De Snibbemolen stond op grondgebied Nukerke maar de molenaarswoning, de taverne “In ’t molenhuis’, stond op grondgebied Zulzeke. Volgens Marie-Paule waren de laatste molenaars Jules Maes en nadien Richard Langhie, in de volksmond “Schoenie”. Na Schoenie hield het gezin Richard De Bisschop - Irma Decuyper de herberg open vanaf 1953 tot 1976, de dag dat Richard met pensioen ging. Nadien verdween het volkscafé voor goed. Zoals hierboven reeds vermeld stond de molenaarswoning met bijgebouwen op de hoek van de huidige Rijksweg en Zeelstraat. Het café met bijgebouwen werd toen gehuurd van de brouwerij Van Ghoy uit Schorisse.
De Nukerkse handboogschutters-gilde Sint-Sebastiaan, schoten er naar de liggende wip. Men telde er soms 88 schutters. De eerste staande wip bestond uit een ijzerwerk gefabriceerd op het hoogste punt van de verticale wiek. Op scherpe pinnen werden de vogels, ook gaaien genoemd, bevestigd. Van spitsvondigheid gesproken. Zie tekening uit het jaar 1888. Na het verval van de molen verhuisde de gilde naar de Ommegangstraat (naast het magazijn van Pierre Maes) waar madame Willems hun een lap grond ter beschikking had gesteld waar een echte staande wip werd opgericht. Enkele eiken balken afkomstig uit de molen werden gebruikt om de staande wip in de grond te bevestigen. Zie foto van zo’n eiken balk die bij telling van de jaarringen van een eik van minstens 80 jaar afkomstig is. In de jaren tachtig verhuisde de staande wip naar het sportterrein langs de Kortekeer.

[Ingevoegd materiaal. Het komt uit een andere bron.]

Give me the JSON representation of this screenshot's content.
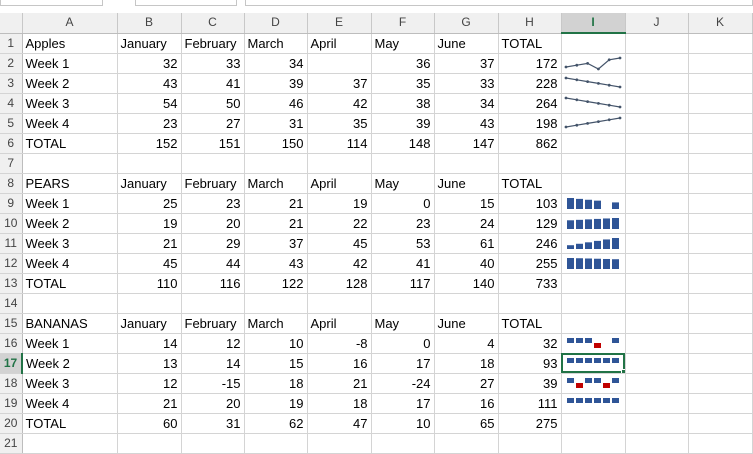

Terug naar de molensite. Tot in de jaren 50 waren de vier stenen voeten, op de terp, de enige getuigenissen van de molen. Ook in die periode werd de terp afgegraven om er zavel te ontginnen maar na enkele jaren werd de zavelput gedempt met allerlei afval. Die zavel was geen degelijk bindmiddel voor de mortelbereiding.
Op een andere tekening ziet u op het voorplan de stenen windmolen “Ten Kruissens” in volle glorie, honderd meter verder eveneens op het grondgebied van Nukerke. Zie verder bij molen “Ten Kruissens”. Alleen al in Nukerke stonden 4 windmolens wat een bewijs is van de toenmalige rijkdom van de streek.

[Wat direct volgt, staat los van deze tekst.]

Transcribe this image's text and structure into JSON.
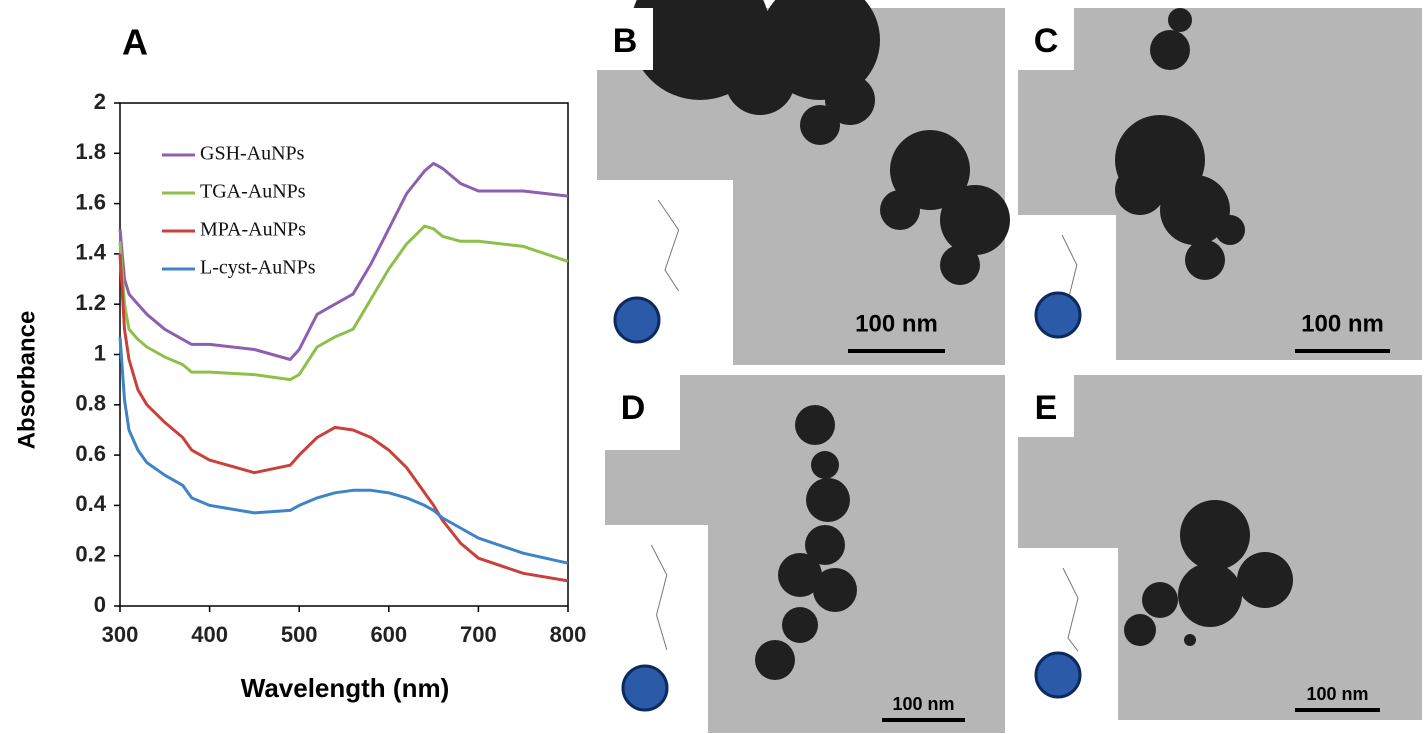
{
  "chart_data": {
    "type": "line",
    "panel_label": "A",
    "x_label": "Wavelength (nm)",
    "y_label": "Absorbance",
    "x": [
      300,
      305,
      310,
      320,
      330,
      350,
      370,
      380,
      400,
      450,
      490,
      500,
      520,
      540,
      560,
      580,
      600,
      620,
      640,
      650,
      660,
      680,
      700,
      750,
      800
    ],
    "series": [
      {
        "name": "GSH-AuNPs",
        "color": "#8e5fb0",
        "values": [
          1.5,
          1.3,
          1.24,
          1.2,
          1.16,
          1.1,
          1.06,
          1.04,
          1.04,
          1.02,
          0.98,
          1.02,
          1.16,
          1.2,
          1.24,
          1.36,
          1.5,
          1.64,
          1.73,
          1.76,
          1.74,
          1.68,
          1.65,
          1.65,
          1.63
        ]
      },
      {
        "name": "TGA-AuNPs",
        "color": "#8dc04a",
        "values": [
          1.45,
          1.2,
          1.1,
          1.06,
          1.03,
          0.99,
          0.96,
          0.93,
          0.93,
          0.92,
          0.9,
          0.92,
          1.03,
          1.07,
          1.1,
          1.22,
          1.34,
          1.44,
          1.51,
          1.5,
          1.47,
          1.45,
          1.45,
          1.43,
          1.37
        ]
      },
      {
        "name": "MPA-AuNPs",
        "color": "#c9413a",
        "values": [
          1.4,
          1.1,
          0.98,
          0.86,
          0.8,
          0.73,
          0.67,
          0.62,
          0.58,
          0.53,
          0.56,
          0.6,
          0.67,
          0.71,
          0.7,
          0.67,
          0.62,
          0.55,
          0.45,
          0.4,
          0.34,
          0.25,
          0.19,
          0.13,
          0.1
        ]
      },
      {
        "name": "L-cyst-AuNPs",
        "color": "#3f83c8",
        "values": [
          1.07,
          0.82,
          0.7,
          0.62,
          0.57,
          0.52,
          0.48,
          0.43,
          0.4,
          0.37,
          0.38,
          0.4,
          0.43,
          0.45,
          0.46,
          0.46,
          0.45,
          0.43,
          0.4,
          0.38,
          0.35,
          0.31,
          0.27,
          0.21,
          0.17
        ]
      }
    ],
    "xlim": [
      300,
      800
    ],
    "ylim": [
      0,
      2
    ],
    "xticks": [
      300,
      400,
      500,
      600,
      700,
      800
    ],
    "yticks": [
      0,
      0.2,
      0.4,
      0.6,
      0.8,
      1,
      1.2,
      1.4,
      1.6,
      1.8,
      2
    ],
    "legend": "upper left"
  },
  "panels": [
    {
      "label": "B",
      "scale_bar": "100 nm"
    },
    {
      "label": "C",
      "scale_bar": "100 nm"
    },
    {
      "label": "D",
      "scale_bar": "100 nm"
    },
    {
      "label": "E",
      "scale_bar": "100 nm"
    }
  ]
}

Aan de overkant van “Het molenhuis” stond de woning (nr 58) van het gezin Julien Bostiyn. Daar was ook café en Julien Bostyn was nadien velomaker. De woning werd gesloopt in februari 2013 ter vervanging van een nieuwbouw. Zijn dochter van Julien, Simone, woont nu bij haar dochter, Marie-Paule Deschamps in Ronse.